Photo by Fahrad Norouzi on Unsplash

This Wednesday, the Senate Health, Education, Labor, and Pensions Committee will mark up S. 2658, the Medication Affordability and Patent Integrity Act, introduced by Senators Maggie Hassan (D-N.H.) and Josh Hawley (R-Mo.). This bill is a solution in search of a problem, and the search will cause considerable damage along the way.

S. 2658 would require drug companies to share with the U.S. Patent and Trademark Office (USPTO) any information material to patentability that they’ve submitted to the Food and Drug Administration (FDA) and certify that what they told each agency is consistent. A company found non-compliant loses the ability to enforce its patent.

In conflating these two distinct agencies, this bill will undermine the work of both. It will worsen backlogs, jeopardize sensitive trade secrets, and undermine intellectual property rights, all while failing to accomplish any of its goals.

The problem this bill purports to solve does not demonstrably exist. It’s already illegal to deliberately withhold material information from the USPTO.

The goal of this legislation, proponents say, is to prevent companies from “gaming the patent system” by keeping information from the USPTO. There is, however, no evidence that pharmaceutical companies are systematically deceiving the USPTO. Existing law already addresses the conduct this bill targets. Deliberately withholding material information from the USPTO with intent to deceive renders a patent unenforceable under the inequitable conduct doctrine. Inter partes review (IPR) proceedings give challengers additional tools to attack weak or improperly obtained patents.

The current system is not without recourse, it simply requires that bad intent be demonstrated.

The FDA and the USPTO exist for fundamentally different purposes. The information each receives reflects that difference.

When a drug company submits a new drug application to the FDA, it provides exhaustive safety and efficacy data, including proprietary formulation data submitted with an expectation of confidentiality. The FDA determines whether the drug is safe and effective.

When a drug company submits an application to the USPTO it lays out the technical claims that distinguish the invention from what already exists – these claims are published publicly within 18 months of filing. The USPTO determines whether the innovation is novel enough to deserve a patent.

S. 2658 wrongly treats these two processes as interchangeable. Conflating them will simply undermine the strength of both systems.

Both the USPTO and the FDA already have their hands full. Flooding them with redundant information and piling on new enforcement mandates, in service of a transparency performance that won’t achieve its stated goal, is counterproductive.

The USPTO in particular is contending with massive backlogs. According to recent testimony from Director John Squires, the agency received approximately 475,233 patent applications in FY 2025, the backlog of unexamined applications stood at 788,229, and average total pendency had grown to 27.9 months. Loading this agency with massive volumes of irrelevant FDA submission data will only deepen those delays.

S. 2658 also puts sensitive trade secrets at risk. The bill requires FDA-facing confidential data to pass through a publication-oriented system at the USPTO. While S. 2658 contains a provision stating that transferred information shall be protected “as if held by the FDA,” the protection is nominal.

The USPTO lacks FDA’s institutional infrastructure for managing confidential submissions, and the bill merely instructs USPTO to “update its applicable regulations or create new procedures.” Telling USPTO to act like the FDA doesn’t make it the FDA. This creates exposure risk for information that, in the wrong hands, could benefit foreign competitors.

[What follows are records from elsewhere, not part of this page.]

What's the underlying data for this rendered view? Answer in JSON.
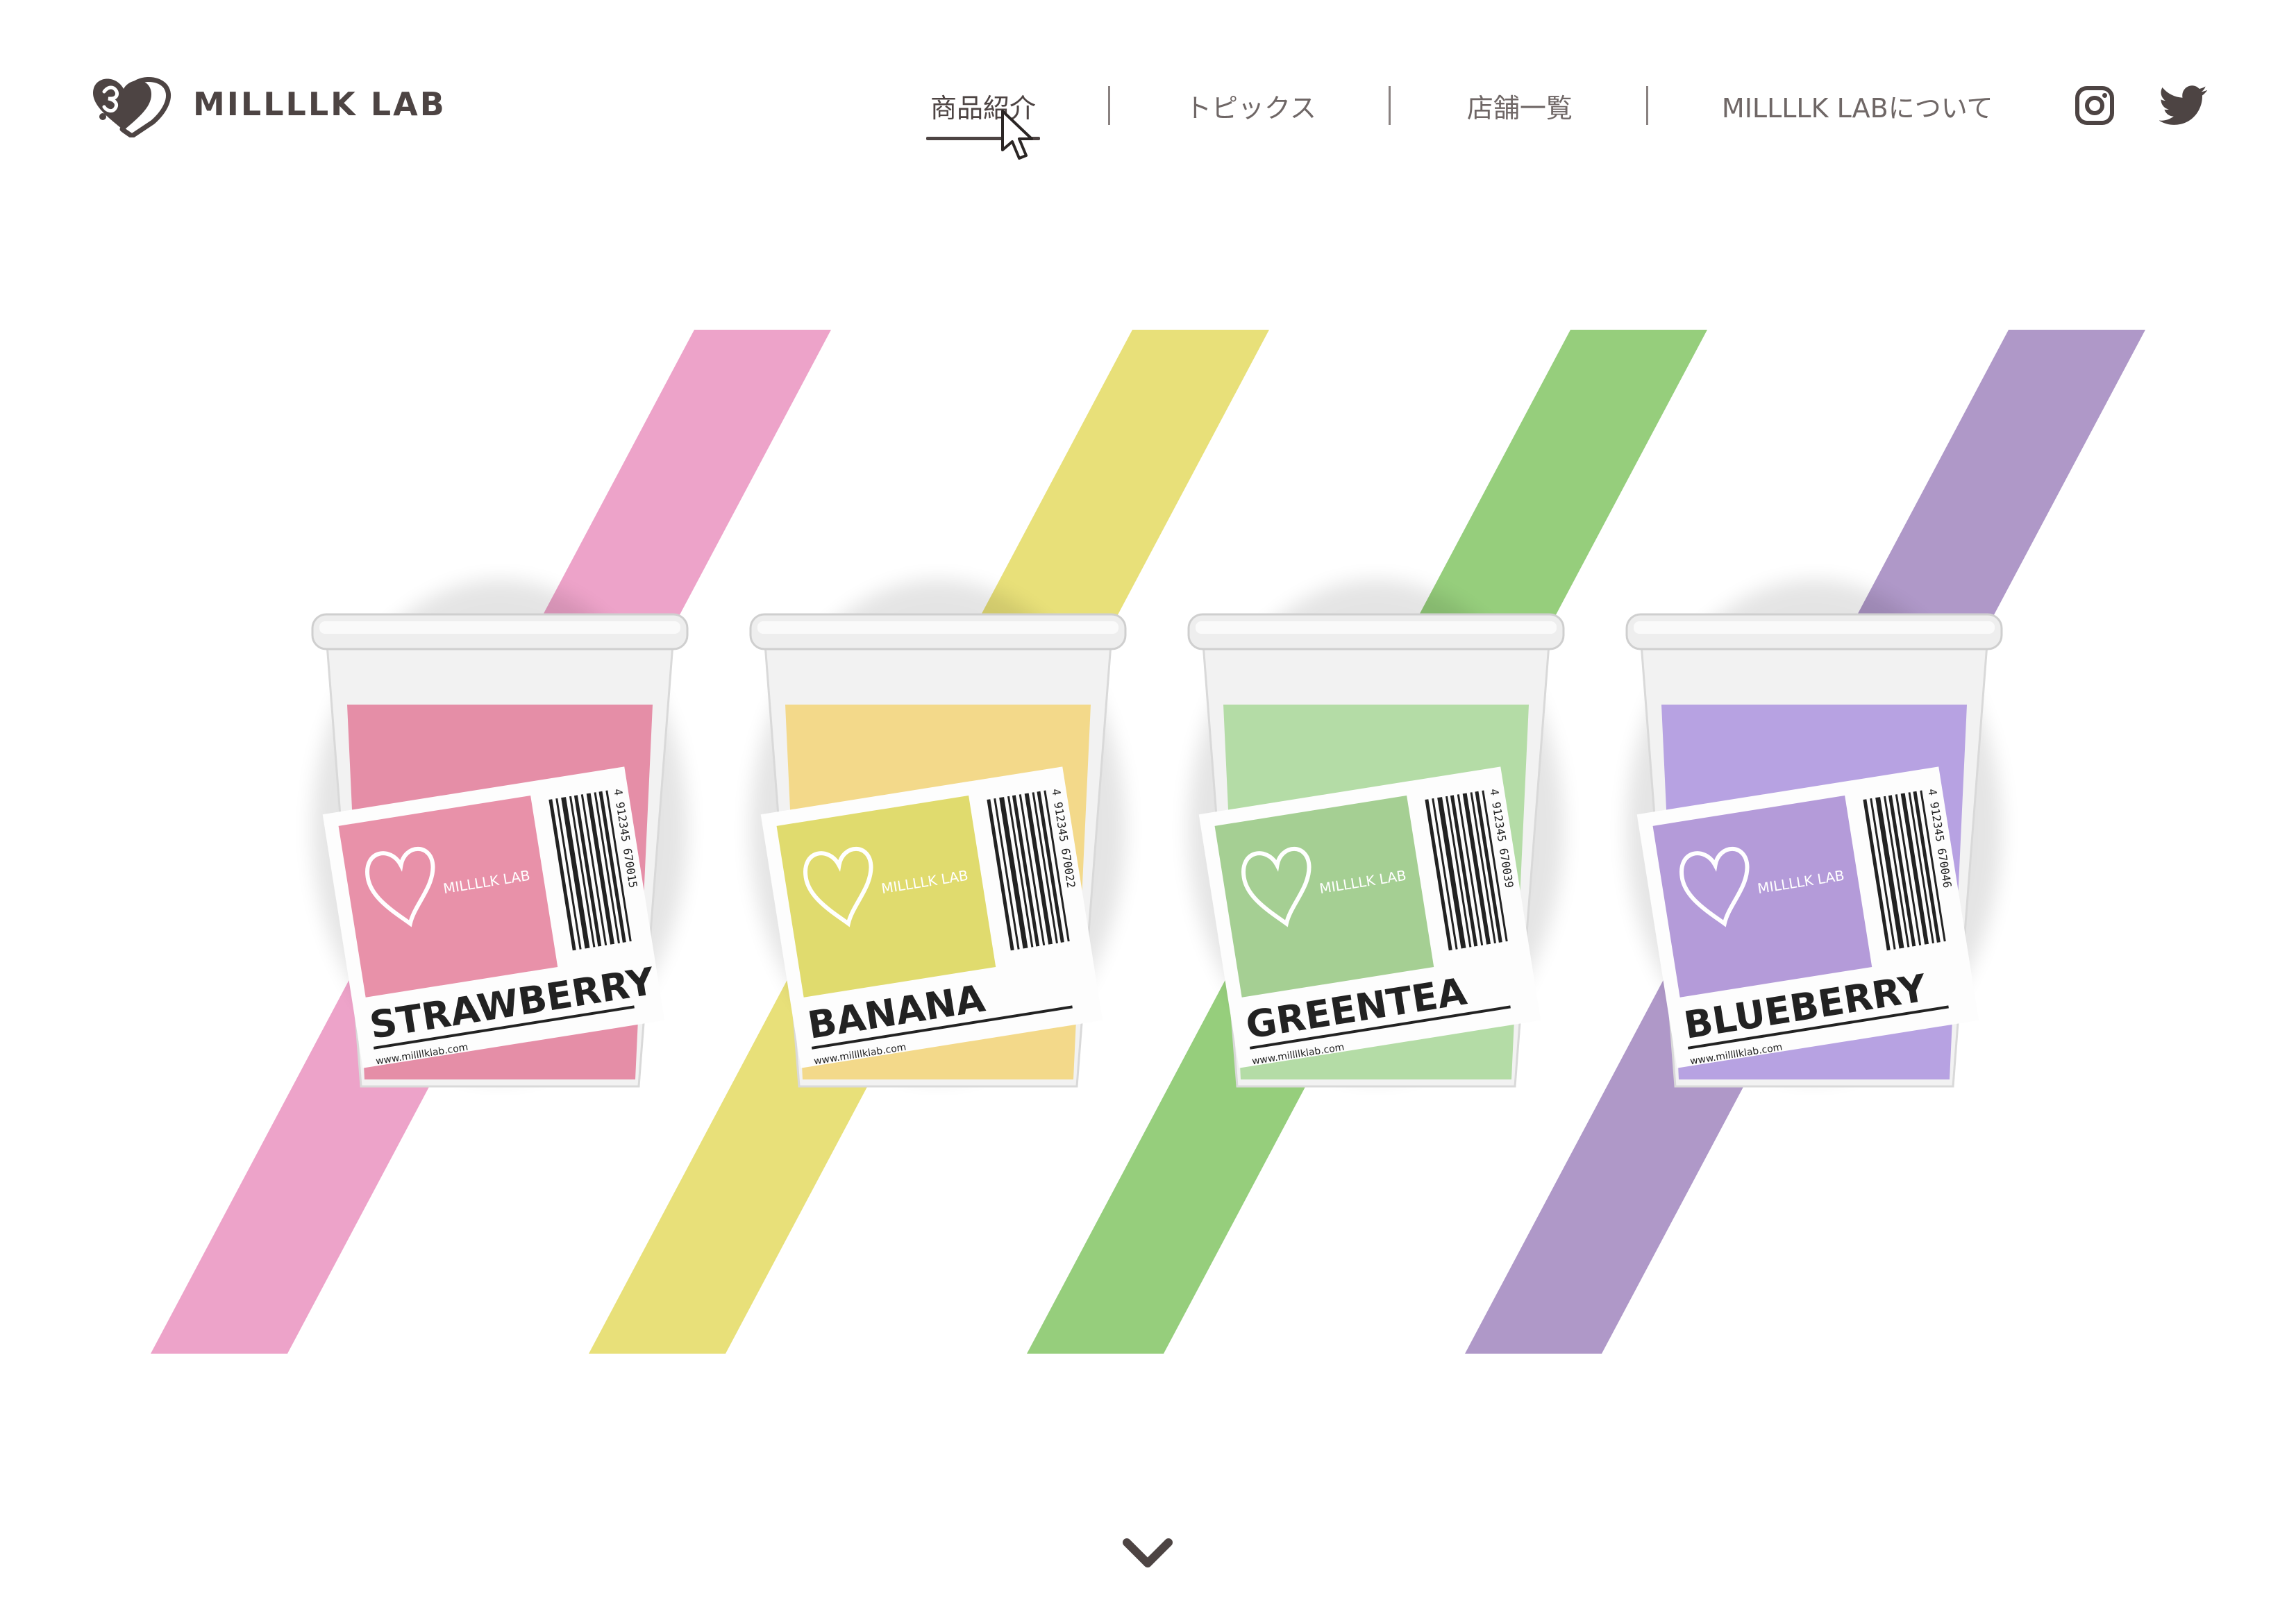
{
  "brand": {
    "name": "MILLLLK LAB",
    "text_color": "#4d4443"
  },
  "nav": {
    "items": [
      {
        "label": "商品紹介",
        "active": true
      },
      {
        "label": "トピックス",
        "active": false
      },
      {
        "label": "店舗一覧",
        "active": false
      },
      {
        "label": "MILLLLK LABについて",
        "active": false
      }
    ],
    "social": [
      {
        "name": "instagram-icon"
      },
      {
        "name": "twitter-icon"
      }
    ]
  },
  "hero": {
    "products": [
      {
        "flavor": "STRAWBERRY",
        "brand": "MILLLLK LAB",
        "url": "www.millllklab.com",
        "barcode": "4 912345 670015",
        "stripe_color": "#eda3c9",
        "drink_color": "#e58ea7",
        "label_color": "#e891a9"
      },
      {
        "flavor": "BANANA",
        "brand": "MILLLLK LAB",
        "url": "www.millllklab.com",
        "barcode": "4 912345 670022",
        "stripe_color": "#e8e079",
        "drink_color": "#f3d98a",
        "label_color": "#e0db6e"
      },
      {
        "flavor": "GREENTEA",
        "brand": "MILLLLK LAB",
        "url": "www.millllklab.com",
        "barcode": "4 912345 670039",
        "stripe_color": "#96ce7c",
        "drink_color": "#b4dca6",
        "label_color": "#a5cf93"
      },
      {
        "flavor": "BLUEBERRY",
        "brand": "MILLLLK LAB",
        "url": "www.millllklab.com",
        "barcode": "4 912345 670046",
        "stripe_color": "#af98c8",
        "drink_color": "#b7a2e2",
        "label_color": "#b49bd9"
      }
    ],
    "scroll_icon": "chevron-down-icon"
  }
}
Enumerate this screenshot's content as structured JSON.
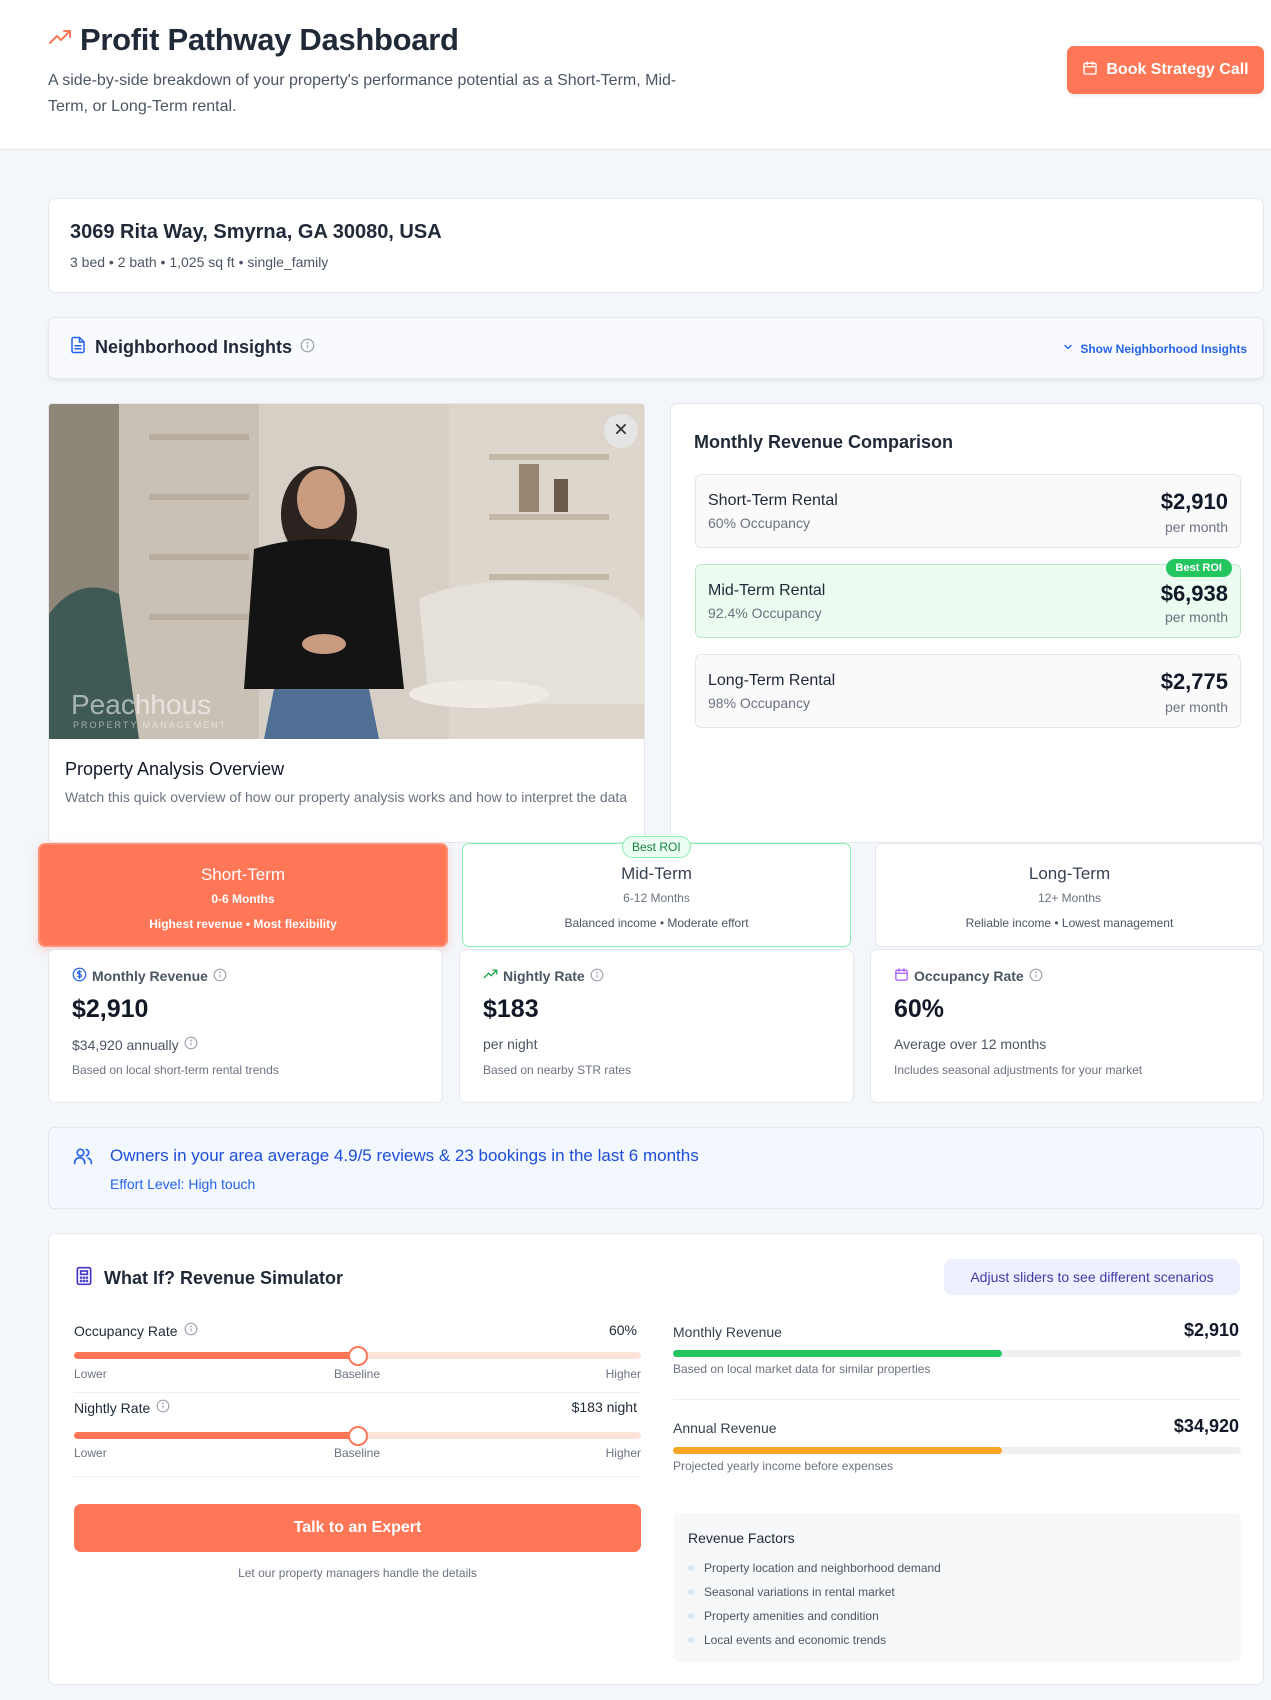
{
  "header": {
    "title": "Profit Pathway Dashboard",
    "subtitle": "A side-by-side breakdown of your property's performance potential as a Short-Term, Mid-Term, or Long-Term rental.",
    "book_button": "Book Strategy Call"
  },
  "property": {
    "address": "3069 Rita Way, Smyrna, GA 30080, USA",
    "details": "3 bed • 2 bath • 1,025 sq ft • single_family"
  },
  "insights": {
    "label": "Neighborhood Insights",
    "toggle": "Show Neighborhood Insights"
  },
  "video": {
    "watermark": "Peachhous",
    "watermark_sub": "PROPERTY MANAGEMENT",
    "title": "Property Analysis Overview",
    "description": "Watch this quick overview of how our property analysis works and how to interpret the data"
  },
  "revenue_comparison": {
    "title": "Monthly Revenue Comparison",
    "rows": [
      {
        "name": "Short-Term Rental",
        "occupancy": "60% Occupancy",
        "amount": "$2,910",
        "per": "per month"
      },
      {
        "name": "Mid-Term Rental",
        "occupancy": "92.4% Occupancy",
        "amount": "$6,938",
        "per": "per month",
        "badge": "Best ROI"
      },
      {
        "name": "Long-Term Rental",
        "occupancy": "98% Occupancy",
        "amount": "$2,775",
        "per": "per month"
      }
    ]
  },
  "terms": {
    "best_roi_label": "Best ROI",
    "items": [
      {
        "title": "Short-Term",
        "duration": "0-6 Months",
        "features": "Highest revenue • Most flexibility"
      },
      {
        "title": "Mid-Term",
        "duration": "6-12 Months",
        "features": "Balanced income • Moderate effort"
      },
      {
        "title": "Long-Term",
        "duration": "12+ Months",
        "features": "Reliable income • Lowest management"
      }
    ]
  },
  "metrics": {
    "monthly": {
      "label": "Monthly Revenue",
      "value": "$2,910",
      "sub": "$34,920 annually",
      "note": "Based on local short-term rental trends"
    },
    "nightly": {
      "label": "Nightly Rate",
      "value": "$183",
      "sub": "per night",
      "note": "Based on nearby STR rates"
    },
    "occupancy": {
      "label": "Occupancy Rate",
      "value": "60%",
      "sub": "Average over 12 months",
      "note": "Includes seasonal adjustments for your market"
    }
  },
  "owners": {
    "text": "Owners in your area average 4.9/5 reviews & 23 bookings in the last 6 months",
    "effort": "Effort Level: High touch"
  },
  "simulator": {
    "title": "What If? Revenue Simulator",
    "hint": "Adjust sliders to see different scenarios",
    "occupancy": {
      "label": "Occupancy Rate",
      "value": "60%",
      "position": 0.5
    },
    "nightly": {
      "label": "Nightly Rate",
      "value": "$183 night",
      "position": 0.5
    },
    "scale": {
      "low": "Lower",
      "mid": "Baseline",
      "high": "Higher"
    },
    "expert_button": "Talk to an Expert",
    "expert_note": "Let our property managers handle the details",
    "monthly": {
      "label": "Monthly Revenue",
      "value": "$2,910",
      "note": "Based on local market data for similar properties",
      "fill": 0.58
    },
    "annual": {
      "label": "Annual Revenue",
      "value": "$34,920",
      "note": "Projected yearly income before expenses",
      "fill": 0.58
    },
    "factors": {
      "title": "Revenue Factors",
      "items": [
        "Property location and neighborhood demand",
        "Seasonal variations in rental market",
        "Property amenities and condition",
        "Local events and economic trends"
      ]
    }
  },
  "colors": {
    "accent": "#ff7757",
    "success": "#22c55e",
    "annual_bar": "#f5a623",
    "link": "#2563eb"
  }
}
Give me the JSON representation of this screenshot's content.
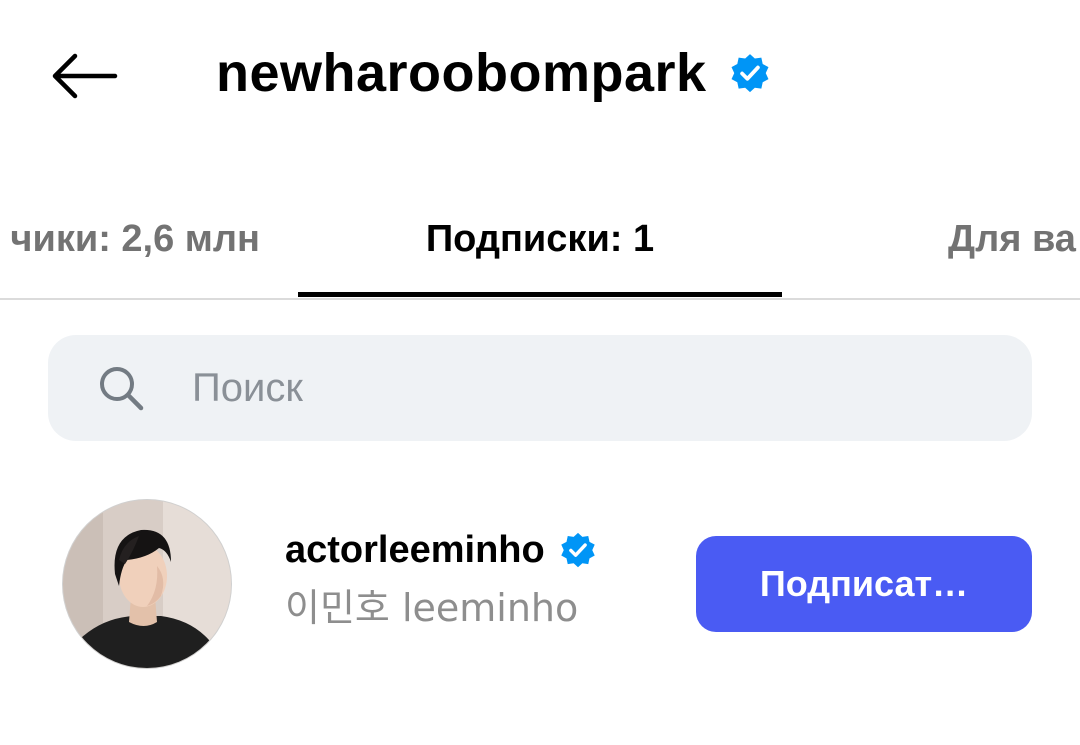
{
  "header": {
    "back_icon": "arrow-left-icon",
    "title": "newharoobompark",
    "verified_icon": "verified-badge-icon"
  },
  "tabs": [
    {
      "label": "чики: 2,6 млн",
      "active": false
    },
    {
      "label": "Подписки: 1",
      "active": true
    },
    {
      "label": "Для ва",
      "active": false
    }
  ],
  "search": {
    "icon": "search-icon",
    "placeholder": "Поиск",
    "value": ""
  },
  "accounts": [
    {
      "username": "actorleeminho",
      "full_name": "이민호 leeminho",
      "verified": true,
      "follow_label": "Подписат…"
    }
  ],
  "colors": {
    "verified": "#0095f6",
    "follow_button": "#4a5bf3",
    "search_bg": "#eff2f5",
    "inactive_tab": "#737373",
    "secondary_text": "#8e8e8e"
  }
}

Under this bill, the punishment for non-compliance – whether intentional or an honest mistake – is the loss of a constitutionally protected property right. A company that fails to comply loses the ability to enforce its patent. Importantly, not because of the substance of the patent, but because of a procedural filing failure.

This is particularly concerning, as the consequence is identical to that of proven, deliberate fraud. As previously noted in reference to IPR proceedings, under current law, this severe consequence is reserved for cases where bad intent has been established. Under the Hassan-Hawley bill, the same punishment can be triggered by a paperwork error.

Yes, the current system sets a high bar for invalidating a patent. It should! Patents are enumerated, constitutional property rights, not privileges to be revoked on a technicality.

Americans deserve lower drug costs and a patent system with integrity. S. 2658 delivers neither. Instead, it burdens two agencies already stretched thin, exposes trade secrets through a nominal assurance, and strips a constitutional property right as punishment for a procedural failure. ATR urges lawmakers to reject the Medication Affordability and Patent Integrity Act.